No Choice at All
By Russ Towne
Daniel Hansen was angry, something he rarely felt for long. He’d gotten a flat tire on his way to the most important meeting of his career. It didn’t help that it was a dark winter night. Daniel changed the tire, threw the flat in the trunk, and slammed the lid. He remembered the tire iron was still lying in the dirt where he’d left it. Daniel grabbed and set it on the seat beside him as he got in and sped away.
“Damn! So much for having extra time. I’ll still be okay if I don’t have any more delays. Maybe even have time to find a place to wash my hands.” His employer’s founder Harrison “The Dragon” Dunsmuir was a stickler for punctuality and many other things for that matter. Several people swore they actually saw fire spew from his mouth when he was angry. While Daniel had seen a bit of Dunsmuir’s temper, thankfully, it had always been directed at someone else. In every case, the young executive had felt The Dragon had been tough but fair.
Daniel began working for the company right out of college twelve years ago. He’d rapidly risen through the ranks and had recently turned a poorly performing division into a well-oiled machine. While it was located far from headquarters, his successes had apparently come to the attention of Dunsmuir.
When the top executive of the division that was the crown jewel of the company announced his retirement, Daniel was asked if he’d be interested in being considered to replace him. He jumped at the opportunity but knew the competition for the job would be fierce, and it wouldn’t take much to be knocked out of consideration. Something like showing up late with dirty hands might not only ruin his chances for this job, it could put his future with the firm in jeopardy.

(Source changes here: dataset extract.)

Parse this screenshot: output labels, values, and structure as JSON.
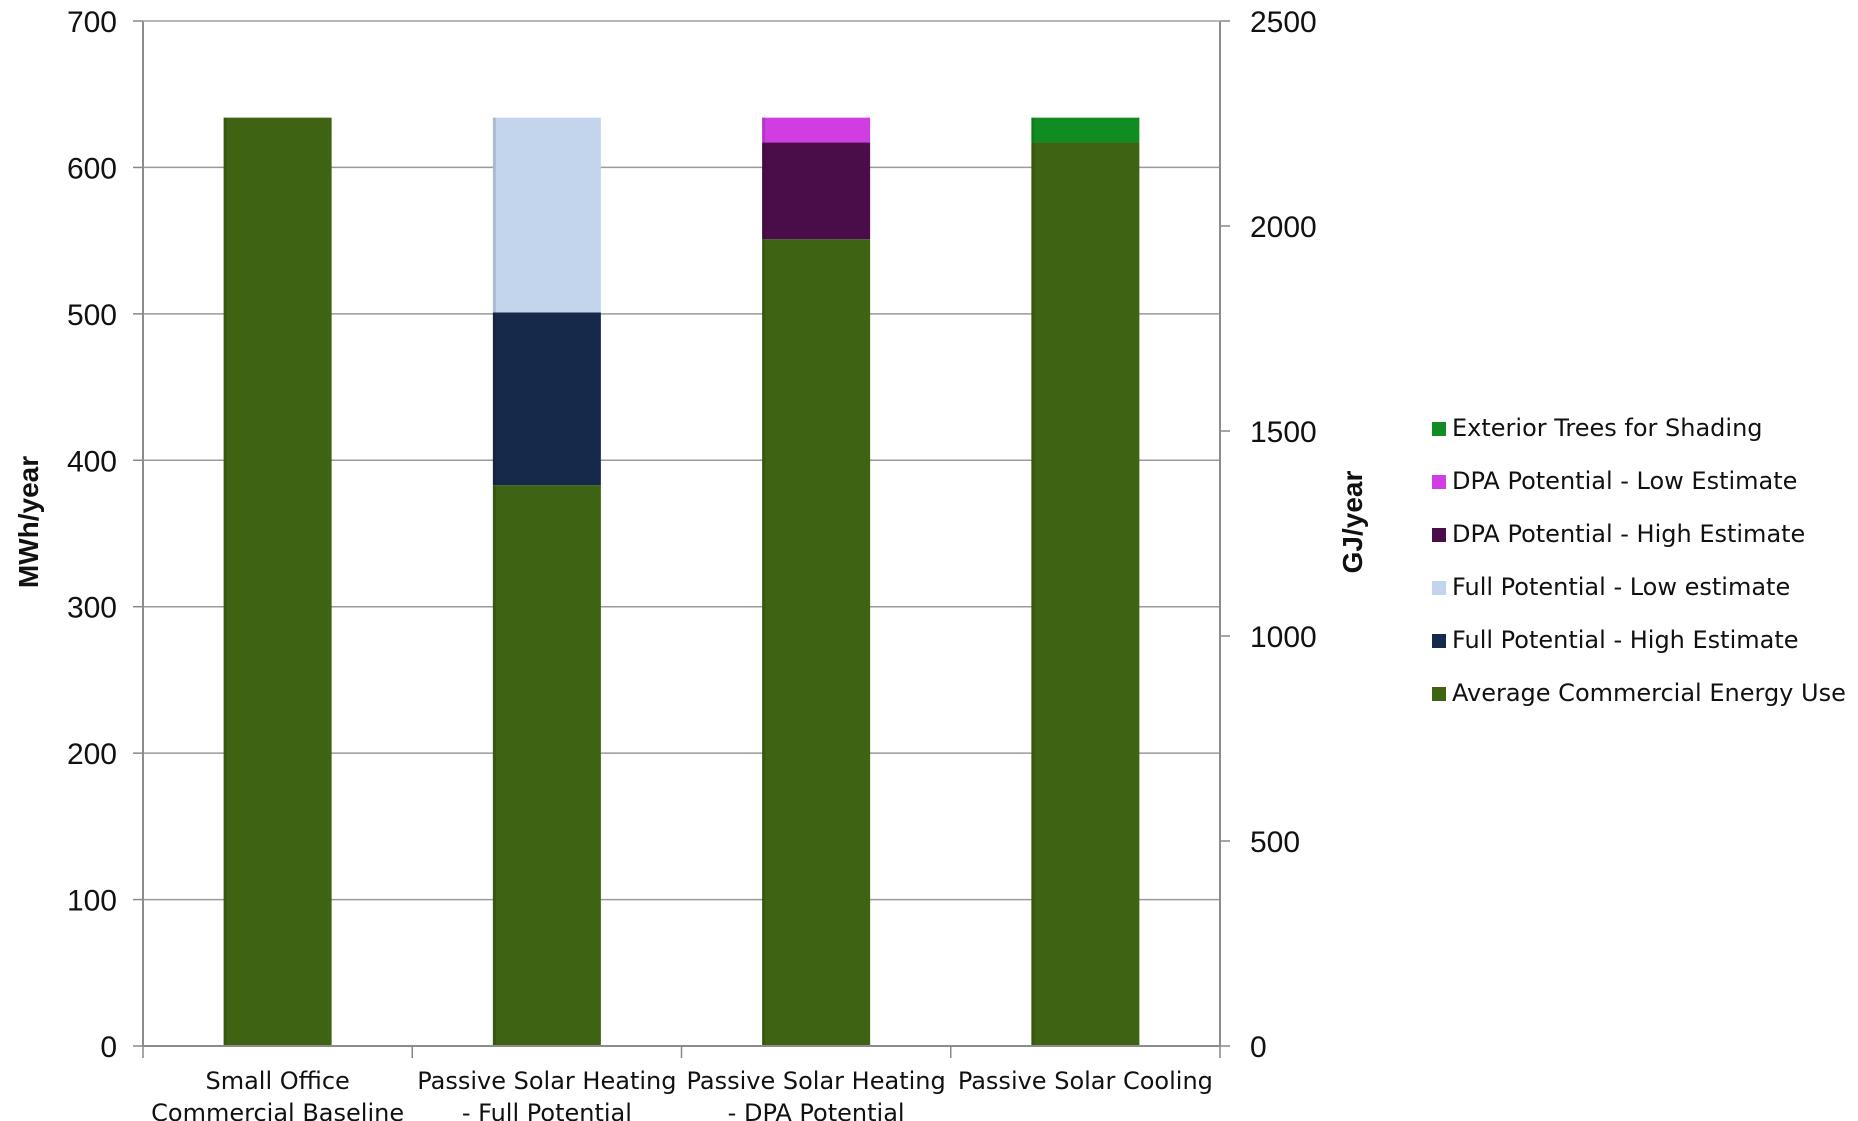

Daniel increased his speed. His headlights tore into the darkness. The curves calmed him a bit as he got into a rhythm with the road. He noticed surprisingly few cars on the road. It had been perhaps twenty minutes since he’d seen a vehicle in the other lane.
He rounded a curve and sped toward two cars parked on the opposite side of the road. The dome light of the front car was on as he approached but went out as he was nearly abreast of it.

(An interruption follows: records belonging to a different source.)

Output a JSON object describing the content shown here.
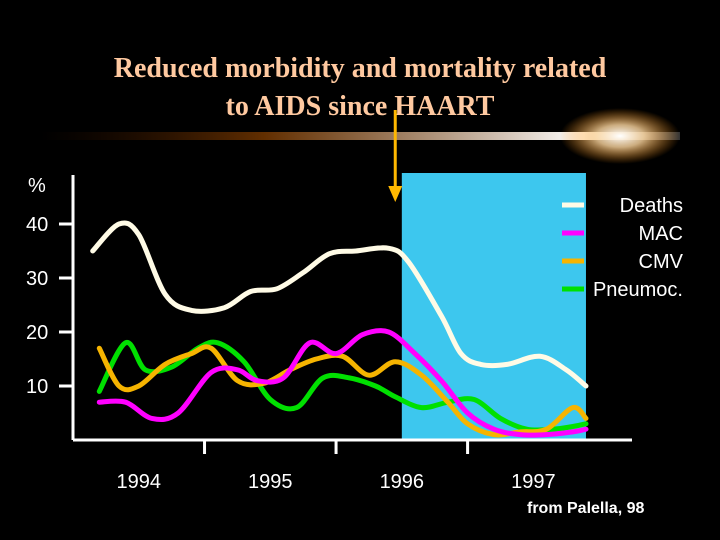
{
  "slide": {
    "title_line1": "Reduced morbidity and mortality related",
    "title_line2": "to AIDS since HAART",
    "source_note": "from Palella, 98"
  },
  "colors": {
    "background": "#000000",
    "title": "#ffc9a0",
    "highlight": "#3dc7ee",
    "arrow": "#ffb800",
    "axis": "#ffffff"
  },
  "chart_data": {
    "type": "line",
    "title": "",
    "ylabel": "%",
    "xlabel": "",
    "ylim": [
      0,
      50
    ],
    "xlim": [
      1993.5,
      1997.75
    ],
    "yticks": [
      10,
      20,
      30,
      40
    ],
    "ytick_labels": [
      "10",
      "20",
      "30",
      "40"
    ],
    "xticks": [
      1994.5,
      1995.5,
      1996.5
    ],
    "xtick_labels": [
      "1994",
      "1995",
      "1996",
      "1997"
    ],
    "highlight_range": [
      1996.0,
      1997.4
    ],
    "arrow_at_x": 1995.95,
    "legend_position": "top-right",
    "series": [
      {
        "name": "Deaths",
        "color": "#fffbe6",
        "x": [
          1993.65,
          1993.85,
          1994.0,
          1994.2,
          1994.4,
          1994.65,
          1994.85,
          1995.05,
          1995.25,
          1995.45,
          1995.65,
          1995.9,
          1996.05,
          1996.3,
          1996.45,
          1996.6,
          1996.8,
          1997.05,
          1997.25,
          1997.4
        ],
        "y": [
          35,
          40,
          38,
          27,
          24,
          24.5,
          27.5,
          28,
          31,
          34.5,
          35,
          35.5,
          33,
          23,
          16,
          14,
          14,
          15.5,
          13,
          10
        ]
      },
      {
        "name": "MAC",
        "color": "#ff00ff",
        "x": [
          1993.7,
          1993.9,
          1994.1,
          1994.3,
          1994.55,
          1994.75,
          1994.9,
          1995.1,
          1995.3,
          1995.5,
          1995.7,
          1995.9,
          1996.1,
          1996.3,
          1996.5,
          1996.7,
          1996.9,
          1997.1,
          1997.3,
          1997.4
        ],
        "y": [
          7,
          7,
          4,
          5,
          12.5,
          13,
          11,
          11.5,
          18,
          16,
          19.5,
          20,
          16,
          11,
          5,
          2,
          1,
          1,
          1.5,
          2
        ]
      },
      {
        "name": "CMV",
        "color": "#f6b400",
        "x": [
          1993.7,
          1993.85,
          1994.0,
          1994.2,
          1994.4,
          1994.55,
          1994.75,
          1994.95,
          1995.15,
          1995.35,
          1995.55,
          1995.75,
          1995.95,
          1996.15,
          1996.35,
          1996.5,
          1996.7,
          1996.9,
          1997.1,
          1997.3,
          1997.4
        ],
        "y": [
          17,
          10,
          10,
          14,
          16,
          17,
          11,
          10.5,
          13,
          15,
          15.5,
          12,
          14.5,
          12,
          7,
          3,
          1,
          1.5,
          2,
          6,
          4
        ]
      },
      {
        "name": "Pneumoc.",
        "color": "#00e000",
        "x": [
          1993.7,
          1993.9,
          1994.05,
          1994.25,
          1994.45,
          1994.6,
          1994.8,
          1995.0,
          1995.2,
          1995.4,
          1995.6,
          1995.8,
          1995.95,
          1996.15,
          1996.35,
          1996.55,
          1996.75,
          1996.95,
          1997.15,
          1997.3,
          1997.4
        ],
        "y": [
          9,
          18,
          13,
          13.5,
          17,
          18,
          14.5,
          7.5,
          6,
          11.5,
          11.5,
          10,
          8,
          6,
          7,
          7.5,
          4,
          2,
          2,
          2.5,
          3
        ]
      }
    ]
  }
}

Daniel continued on his way. “That’s odd. The light went out, but the car’s doors were open. Well, there could be good reasons for that.” But, as Daniel thought back to the scene, other things hadn’t seemed quite right. A couple of men were on each side of the car. They seemed to freeze as he drove past.
“Did I see a woman in the car? Yeah. A woman in the car with four men acting strange on a dark road in the middle of nowhere. Maybe it’s just kids having fun. No. The driver looked old enough to be their mother, and the men looked more like twenty-somethings than teens. Don’t overreact. It may be nothing. Something innocent. Maybe they’re helping her fix her car. And don’t forget your interview. You stop now, and you can kiss the promotion and maybe even your job goodbye. What a choice!” Except he knew it was no choice at all.